EU freezes Ukraine’s missing billions, but if it was corrupt why did the banks accept it in first place?

The EU has just announced that it’s going to freeze the suspect assets of 18 Ukrainian politicians, including former president Viktor Yanukovych. This comes after Switzerland and Austria froze assets earlier in the week. Quite apart from the criticism that the EU’s delay gives plenty of time for Ukraine’s missing billions to be shifted further afield, there is a bigger problem here.

If there are concerns that this money is corrupt, why did any of the EU’s banks accept it in the first place? Banks are supposed to obey anti-money laundering laws that require them to check out their customers and their source of funds. Then they’re supposed to turn down money that has been earned through crime – including the sort of state looting that seems to have been happening in Ukraine. And governments are supposed to hold banks that fail to do all this to account.
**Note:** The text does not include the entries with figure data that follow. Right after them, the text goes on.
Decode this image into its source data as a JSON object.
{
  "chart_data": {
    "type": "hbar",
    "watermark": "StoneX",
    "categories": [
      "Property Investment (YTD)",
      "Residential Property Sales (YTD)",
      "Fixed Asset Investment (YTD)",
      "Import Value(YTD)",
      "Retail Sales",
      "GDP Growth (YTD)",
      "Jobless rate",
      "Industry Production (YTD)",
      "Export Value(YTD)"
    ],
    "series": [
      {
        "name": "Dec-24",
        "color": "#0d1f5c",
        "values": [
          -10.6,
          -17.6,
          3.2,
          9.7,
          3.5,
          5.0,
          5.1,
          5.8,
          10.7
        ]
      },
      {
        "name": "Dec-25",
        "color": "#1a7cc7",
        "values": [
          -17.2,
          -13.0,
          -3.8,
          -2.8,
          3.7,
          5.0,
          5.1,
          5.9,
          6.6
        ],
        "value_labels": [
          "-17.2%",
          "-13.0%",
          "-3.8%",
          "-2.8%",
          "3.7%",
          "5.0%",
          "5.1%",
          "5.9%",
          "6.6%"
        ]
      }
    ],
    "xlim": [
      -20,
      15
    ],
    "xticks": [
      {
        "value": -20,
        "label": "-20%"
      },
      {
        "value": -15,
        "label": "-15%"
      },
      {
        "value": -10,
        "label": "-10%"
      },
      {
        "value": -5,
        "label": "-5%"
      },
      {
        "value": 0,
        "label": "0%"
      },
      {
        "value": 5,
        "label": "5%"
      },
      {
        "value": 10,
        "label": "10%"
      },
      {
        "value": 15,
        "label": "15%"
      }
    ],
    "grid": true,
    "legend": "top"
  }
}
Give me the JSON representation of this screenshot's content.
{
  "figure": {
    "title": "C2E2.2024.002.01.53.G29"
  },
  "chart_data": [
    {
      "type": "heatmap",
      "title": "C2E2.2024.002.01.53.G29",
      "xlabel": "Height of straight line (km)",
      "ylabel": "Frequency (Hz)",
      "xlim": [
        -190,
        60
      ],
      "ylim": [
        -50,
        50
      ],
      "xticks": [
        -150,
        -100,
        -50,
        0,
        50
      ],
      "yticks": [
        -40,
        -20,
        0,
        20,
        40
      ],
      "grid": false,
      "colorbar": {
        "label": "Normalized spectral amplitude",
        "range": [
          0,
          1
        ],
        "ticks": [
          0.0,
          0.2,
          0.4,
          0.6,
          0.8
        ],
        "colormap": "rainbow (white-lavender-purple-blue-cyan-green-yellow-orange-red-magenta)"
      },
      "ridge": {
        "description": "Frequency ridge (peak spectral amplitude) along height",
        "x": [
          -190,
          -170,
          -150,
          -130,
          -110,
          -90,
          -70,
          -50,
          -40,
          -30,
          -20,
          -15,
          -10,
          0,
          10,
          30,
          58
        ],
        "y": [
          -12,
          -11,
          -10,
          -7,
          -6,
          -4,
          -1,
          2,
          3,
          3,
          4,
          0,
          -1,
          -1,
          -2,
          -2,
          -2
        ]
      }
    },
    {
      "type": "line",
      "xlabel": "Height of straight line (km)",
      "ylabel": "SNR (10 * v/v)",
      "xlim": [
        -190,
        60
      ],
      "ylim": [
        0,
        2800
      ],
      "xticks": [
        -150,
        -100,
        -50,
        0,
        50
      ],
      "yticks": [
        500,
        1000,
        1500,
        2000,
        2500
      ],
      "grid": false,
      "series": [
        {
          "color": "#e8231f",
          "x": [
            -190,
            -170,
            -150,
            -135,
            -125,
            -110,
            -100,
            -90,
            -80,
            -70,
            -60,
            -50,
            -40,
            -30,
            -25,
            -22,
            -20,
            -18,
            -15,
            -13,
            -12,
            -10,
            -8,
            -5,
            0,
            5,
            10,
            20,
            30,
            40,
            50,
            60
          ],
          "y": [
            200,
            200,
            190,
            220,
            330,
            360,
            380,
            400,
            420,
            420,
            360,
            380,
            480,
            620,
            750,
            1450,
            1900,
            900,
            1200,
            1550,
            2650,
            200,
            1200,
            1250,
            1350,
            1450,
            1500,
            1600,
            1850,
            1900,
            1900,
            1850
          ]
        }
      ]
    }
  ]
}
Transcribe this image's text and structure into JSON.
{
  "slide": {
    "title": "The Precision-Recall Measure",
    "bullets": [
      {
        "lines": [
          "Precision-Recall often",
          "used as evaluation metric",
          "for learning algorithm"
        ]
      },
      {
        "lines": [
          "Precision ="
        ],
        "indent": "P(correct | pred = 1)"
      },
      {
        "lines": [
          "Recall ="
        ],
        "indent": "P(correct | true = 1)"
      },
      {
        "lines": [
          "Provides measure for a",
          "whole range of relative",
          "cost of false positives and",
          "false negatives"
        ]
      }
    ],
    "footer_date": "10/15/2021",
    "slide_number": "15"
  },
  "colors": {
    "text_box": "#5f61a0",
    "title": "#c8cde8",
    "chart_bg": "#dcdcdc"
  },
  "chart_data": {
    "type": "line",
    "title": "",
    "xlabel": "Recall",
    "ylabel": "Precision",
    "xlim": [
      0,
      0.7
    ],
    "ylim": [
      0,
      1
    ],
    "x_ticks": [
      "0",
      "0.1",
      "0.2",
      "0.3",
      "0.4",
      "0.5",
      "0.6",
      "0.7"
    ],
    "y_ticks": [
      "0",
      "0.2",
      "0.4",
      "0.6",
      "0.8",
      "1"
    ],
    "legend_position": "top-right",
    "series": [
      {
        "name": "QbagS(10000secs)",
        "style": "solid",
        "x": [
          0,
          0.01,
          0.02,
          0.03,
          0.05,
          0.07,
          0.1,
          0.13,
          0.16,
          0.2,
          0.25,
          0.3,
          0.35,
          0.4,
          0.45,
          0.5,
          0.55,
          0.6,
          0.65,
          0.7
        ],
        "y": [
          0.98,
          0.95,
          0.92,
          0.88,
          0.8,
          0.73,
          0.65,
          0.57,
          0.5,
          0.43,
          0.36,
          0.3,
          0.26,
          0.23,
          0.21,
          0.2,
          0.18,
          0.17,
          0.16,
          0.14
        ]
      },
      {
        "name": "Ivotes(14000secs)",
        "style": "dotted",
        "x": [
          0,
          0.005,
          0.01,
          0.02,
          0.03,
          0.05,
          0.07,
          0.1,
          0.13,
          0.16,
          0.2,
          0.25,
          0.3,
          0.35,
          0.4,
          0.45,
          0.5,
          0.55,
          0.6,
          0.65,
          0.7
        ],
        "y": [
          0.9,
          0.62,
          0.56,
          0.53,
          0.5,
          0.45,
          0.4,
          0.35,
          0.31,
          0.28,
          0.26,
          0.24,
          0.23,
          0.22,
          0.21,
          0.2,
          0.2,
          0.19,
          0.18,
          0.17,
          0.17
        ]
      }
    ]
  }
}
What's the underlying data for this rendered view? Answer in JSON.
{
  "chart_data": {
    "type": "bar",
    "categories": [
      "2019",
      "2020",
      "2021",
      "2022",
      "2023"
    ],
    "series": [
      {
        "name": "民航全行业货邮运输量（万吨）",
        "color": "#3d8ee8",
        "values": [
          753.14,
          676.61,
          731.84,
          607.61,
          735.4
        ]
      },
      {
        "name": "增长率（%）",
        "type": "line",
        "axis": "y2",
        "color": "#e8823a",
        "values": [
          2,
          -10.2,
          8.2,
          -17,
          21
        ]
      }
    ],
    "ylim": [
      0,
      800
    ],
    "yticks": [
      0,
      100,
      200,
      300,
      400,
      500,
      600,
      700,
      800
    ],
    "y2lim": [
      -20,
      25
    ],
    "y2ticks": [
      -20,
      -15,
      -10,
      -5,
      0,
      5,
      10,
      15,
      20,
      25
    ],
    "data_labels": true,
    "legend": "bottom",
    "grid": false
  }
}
So it’s all very well to freeze the money now, and we are glad that it has been frozen – but it’s way too late. The corruption has still occurred, and the money has still been lost to the Ukrainian people. I’m getting a tiresome sense of déjà vu here – I made exactly that point in the FT three years ago, when the Arab Spring was in its infancy and corrupt funds from North Africa were being belatedly frozen in Europe. I also made it on the BBC:

The key point is still not getting through to banks that accept dirty money, and governments that let them get away with it. If banks didn’t take the cash, it wouldn’t be possible for corruption to occur on such a massive scale.

You can’t keep looted billions under the bed, they don’t fit – and what would be the point, anyway? The whole point of looting your state is to blow the dosh on fast cars, yachts and ghastly interior décor, then line up some foreign bolt-holes for when your populace gets so irate at your theft that you get pushed out of power.

On a related note, the US Department of Justice has just announced that it is seeking to recover almost half a billion dollars of assets that it alleges is linked to Sani Abacha, the late Nigerian dictator and kleptocrat-in-chief. The US authorities have said that major banks including HSBC, Deutsche Bank and Standard Bank all held Abacha-linked accounts, in Jersey, France and the UK. It just goes on and on.

Global Witness’ investigations have repeatedly shown how easy it is for corrupt politicians to access the financial system. The problem is that it is all too easy for banks to turn a blind eye and accept suspect funds. They face very little challenge from the regulators. At the very worst they might get a slap on the wrist and a fine.

We think this needs to change. That’s why we’re fighting for legislation to hold senior bankers to account when their bank takes dirty money. We’ve made some real progress in the UK. In the EU the European Parliament is about to support legislation that would require a member of a bank’s management board to be responsible for ensuring that the bank carries out proper checks on their customers and reports any suspicious activity. European governments now need to endorse this as well.

Only once banks start turning down the looted billions that currently slosh through the financial system will we have a chance of tackling the grand corruption that keep poor citizens poor.